Ce délai ouvre droit à indemnisation pour la lenteur de la justice.
Cependant, rendre la justice exige pour qu’elle soit de qualité, l’écoulement d’un laps de temps.
Ce temps sera toujours vu comme trop long par celui dont la vie reste suspendue aux lèvres du juge.
Quelques chiffres ?
Selon le rapport, les actions en responsabilité du fait d’un dysfonctionnement de la justice constituent un contentieux en forte hausse depuis 2014, en raison, notamment, des délais déraisonnables devant les juridictions prud’homales.
En 2020, le nombre de nouvelles assignations contre l’État a ainsi très fortement augmenté (+ 78 %) : il y a eu 908, dont 600 dus aux contentieux prud’homales (essentiellement des délais).
Dans les 249 décisions ayant donné lieu à condamnation, le montant des sommes à la charge de l’État s’élève à 1,98 million d’euros.
Maître David GUYON obtient régulièrement des condamnations dans les intérêts de ses clients. Si les sommes sont plus raisonnables, c’est en moyenne 8.000 € qui est récupéré dans les intérêts des victimes des délais anormalement long de la justice.
Dans cet article nous verrons comment l’Etat peut être tenu responsable de la lenteur de la justice ?
I- La lenteur de la justice face à l’exigence d’un délai raisonnable :
La célérité de la justice n’implique pas de précipitation. Elle est toutefois soumise à une exigence de délai raisonnable. C’est l’expression consacrée par l’article 6§1 de la Convention EDH. En effet, rappelons que la convention est supérieure à la loi. Elle doit être respectée par les juridictions judiciaires et administratives.
Un délai anormal ne répond pas aux exigences du procès équitable. Pour que les citoyens aient confiance en leur système de justice il convient sue celle-ci reste efficace et crédible.

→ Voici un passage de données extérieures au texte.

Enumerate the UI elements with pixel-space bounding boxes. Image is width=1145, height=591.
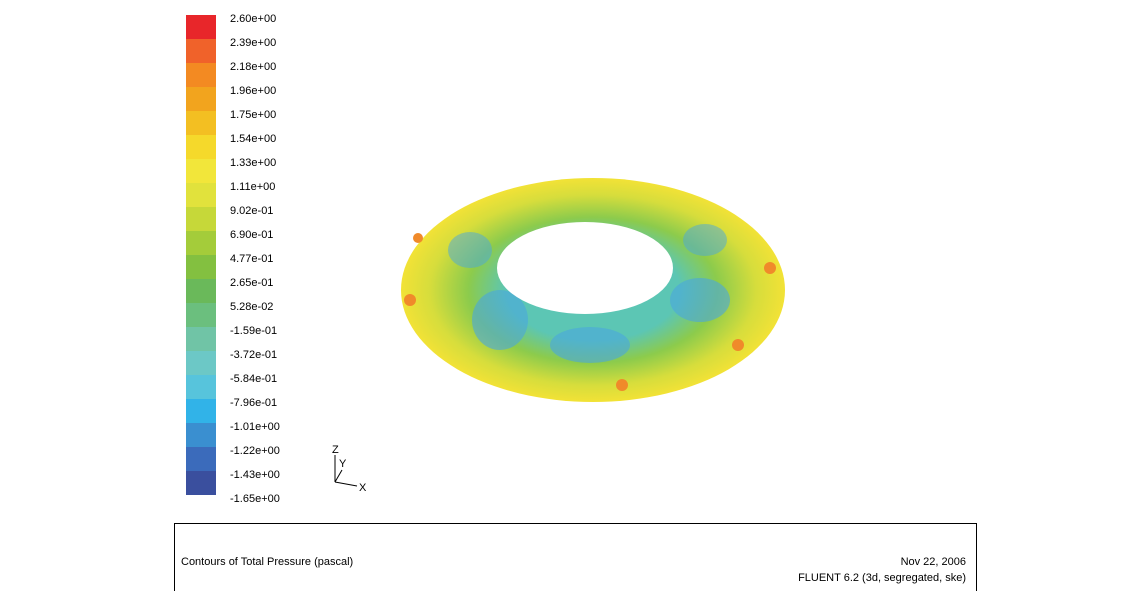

L’article 6 § 1 de la Convention EDH oblige les États contractants à organiser leurs juridictions de manière à leur permettre de répondre aux exigences de cette disposition. Ils sont ainsi débiteurs d’une obligation positive à l’égard de leurs justiciables.
A) Le point de départ du calcul de la lenteur de la justice :
Le point de départ est en principe la date de la saisine de la juridiction à moins que la saisine d’une autorité administrative constitue une condition préalable à la saisine du juge.
Ainsi une procédure administrative préalable non contentieuse peut constituer le point de départ du délai raisonnable.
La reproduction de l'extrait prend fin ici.